Konkludente Vereinbarung der Wohnfläche
Mit Urteil vom 23.06.2010 hat der Bundesgerichtshof (BGH) über verschiedene Fragen im Zusammenhang mit Abweichungen der Wohnfläche entschieden. Insbesondere ist nach der Entscheidung auch eine konkludente Vereinbarung der Parteien der Wohnfläche möglich.
Der Ausgangsstreit – Vermieter behauptet konkludente Vereinbarung der Wohnfläche
Die Mieterin verlangt von dem Vermieter Rückzahlung überzahlter Miete wegen Wohnflächenunterschreitung. Außerdem soll das Gericht feststellen, dass sie auch in Zukunft nur eine geminderte Miete zahlen müsse. In dem Mietvertrag selber war keine Angabe zur Größe der Wohnung enthalten. Das Vertragsformular sah hierzu auch keine Angabe vor. In der Annonce des von dem Vermieter beauftragten Maklers hieß es aber, dass die Wohnung ca. 76 m² groß sei. Dann wurde der Mieterin vor Abschluss des Mietvertrages, wohl durch den Makler, noch eine Wohnflächenberechnung nach der 2. Berechnungsverordnung übersandt, die die Gesamtgröße der Wohnung mit 76,45 m² auswies.

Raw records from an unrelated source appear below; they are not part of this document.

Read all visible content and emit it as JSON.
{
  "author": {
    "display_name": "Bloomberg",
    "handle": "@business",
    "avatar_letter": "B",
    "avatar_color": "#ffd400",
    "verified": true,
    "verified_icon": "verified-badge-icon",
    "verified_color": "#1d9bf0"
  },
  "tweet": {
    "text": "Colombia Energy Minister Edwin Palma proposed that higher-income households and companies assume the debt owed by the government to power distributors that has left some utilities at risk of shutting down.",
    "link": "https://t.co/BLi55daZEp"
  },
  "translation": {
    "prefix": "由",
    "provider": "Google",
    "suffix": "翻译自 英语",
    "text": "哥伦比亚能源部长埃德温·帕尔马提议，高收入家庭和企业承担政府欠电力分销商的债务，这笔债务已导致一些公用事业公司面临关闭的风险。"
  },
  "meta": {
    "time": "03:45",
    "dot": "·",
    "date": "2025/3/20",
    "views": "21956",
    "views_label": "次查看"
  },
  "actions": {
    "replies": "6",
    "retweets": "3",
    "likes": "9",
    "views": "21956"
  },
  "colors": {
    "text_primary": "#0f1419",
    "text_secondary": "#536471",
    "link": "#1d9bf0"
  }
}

Das von dem Amtsgericht eingeholte Sachverständigengutachten kam zu einer Größe der Wohnung von alleine 51,44 m². Bei der Berechnung der Größe ließ es nach § 34 Landesbauordnung das Kinderzimmer unberücksichtigt. Das Amtsgericht verurteilte den Vermieter entsprechend der Klage der Mieterin. Das Landgericht hob das erstinstanzliche Urteil auf und wies die Klage der Mieterin ab.
Die Entscheidung – Wohnfläche kann man auch konkludent vereinbaren
Der BGH hebt das Urteil des Landgerichts teilweise auf. Nach Ansicht des Bundesgerichtshofs liegt ein zur Minderung berechtigender Mangel der Mietsache vor. Die Parteien haben eine onkludente Vereinbarung der Wohnfläche getroffen, so der BGH.
Nach der ständigen Rechtsprechung des Bundesgerichtshofs stellt die Wohnflächenangabe in einem Mietvertrag eine Beschaffenheitsvereinbarung dar. Weicht die tatsächliche Fläche von dieser vereinbarten Fläche ab, ist dies ein Mangel der Mietsache, wenn die Unterschreitung mehr als 10% der vertraglich vereinbarten Fläche beträgt. Der Mieter ist dann zur Minderung der Miete berechtigt.
Nach Ansicht des Bundesgerichtshofs soll im vorliegenden Fall, obwohl eine Angabe der Wohnfläche im Mietvertrag nicht vorhanden war, eine konkludente Vereinbarung der Parteien zustande gekommen sein. Der Mieterin kam es nach eigenem Bekunden auf die Größe der Wohnfläche an. Das Mietvertragsformular sah eine Angabe der Wohnfläche nicht vor. Der BGH geht deshalb icht davon aus, dass die Wohnfläche von den Parteien absichtlich offengelassen wurde. Vielmehr haben die Parteien aufgrund der Angaben vor Abschluss des Mietvertrages im Inserat und durch die übersandte Grundrissskizze bereits vor Abschluss des Mietvertrages die Wohnfläche vereinbart. Dies sei eine konkludente Vereinbarung der Parteien zur Wohnfläche.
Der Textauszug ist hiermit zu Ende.